"This will make the trails heavy going, won't it?"

"It looks to me," replied the other, "as though it would make all travel impossible. If this storm had struck a few days earlier, or had we been a few days later in getting here, the chances are that the delay would have been considerable."

"How much, do you suppose?" asked the boy.

The leader of the party shrugged his shoulders.

"If it should prove a heavy snowfall," he said, "and had it struck us on the Sushitna, it might have gone far to spoil the entire season's work. You see a snowfall of four or five inches on the level can be whipped up into drifts fifteen and twenty feet in height, not only hiding the trail, but making conditions through which the dogs cannot flounder until a crust is formed.

"Then you see, Doughty, it's getting late for a good snow-crust, and we might have had to wait down there until the break-up. Then, instead of going on down the Jack River as we shall be able to do now, we would have had to track our way up Indian Creek against all the force of the spring floods, portage across the pass with the ground in bad condition, and then find little water in the Jack River instead of reaching here comfortably by 'mushing.'"

"It's lucky then," said Roger, "that we're not later in getting here."

"It's not," objected Rivers. "It may be lucky that the storm didn't strike earlier, but it isn't luck that brought us to this place in so much shorter time than had been allotted. That wasn't luck, that was work. I've noticed, too, that luck and labor go together oftener than luck and loafing."

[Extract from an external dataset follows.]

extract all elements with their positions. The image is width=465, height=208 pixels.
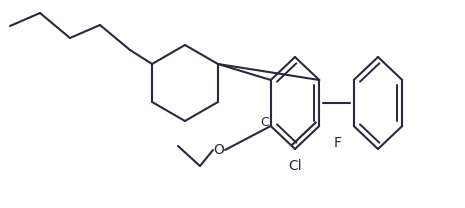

On reaching the tent they found everything snuggled down for winter quarters, and Roger was subjected to some mild chaffing over what Magee called his "one round bout with a gale," but the lad took it good-naturedly enough, knowing from previous experience that his turn might come. He promised himself, however, that before the trip was over he would notice some slight misadventure on the part of others which would enable him to return the compliment of banter.

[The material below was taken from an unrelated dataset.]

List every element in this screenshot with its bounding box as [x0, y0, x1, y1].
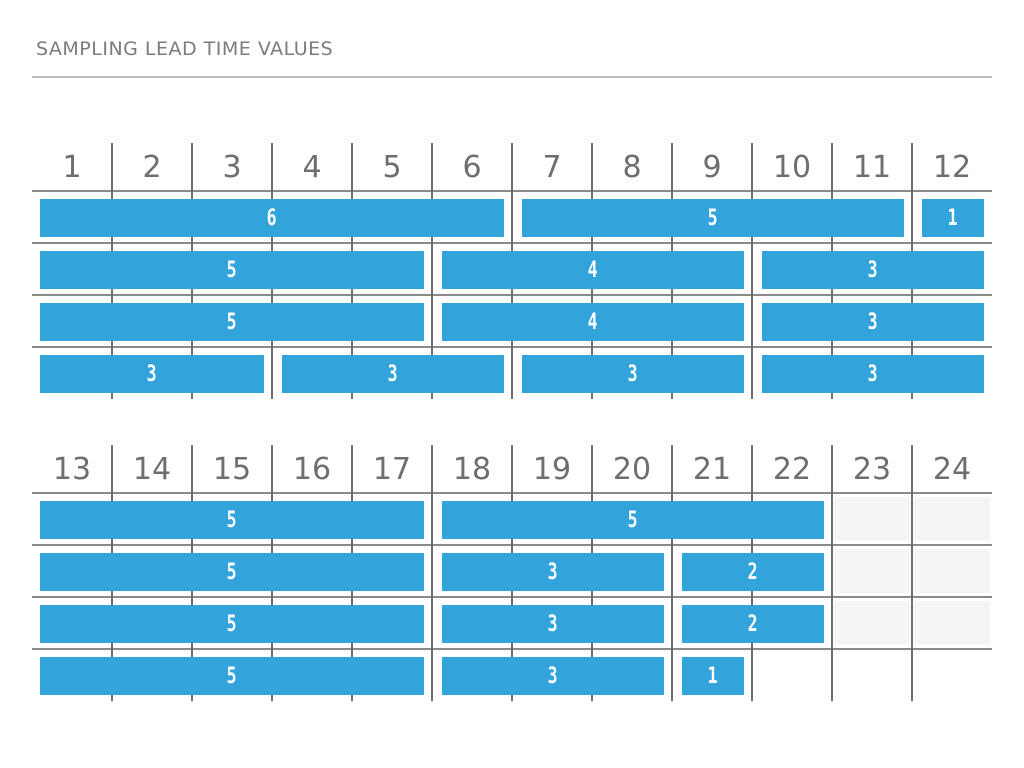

But while Roger had been out when the snow started and had seen the dense clouds and felt the weight behind them, he was not prepared to see, the following morning, a sheet of snow several inches deep over the entire landscape. Other members of the party had been up during the night, but the boy had not wakened, and when, stepping outside the tent, his foot sank in soft snow halfway to his knee, his amaze was great. Twelve and a half inches of snow had fallen in the single night, and the bright May sun shining over the glittering expanse made necessary the snow glasses with which each member of the party was hastily equipped.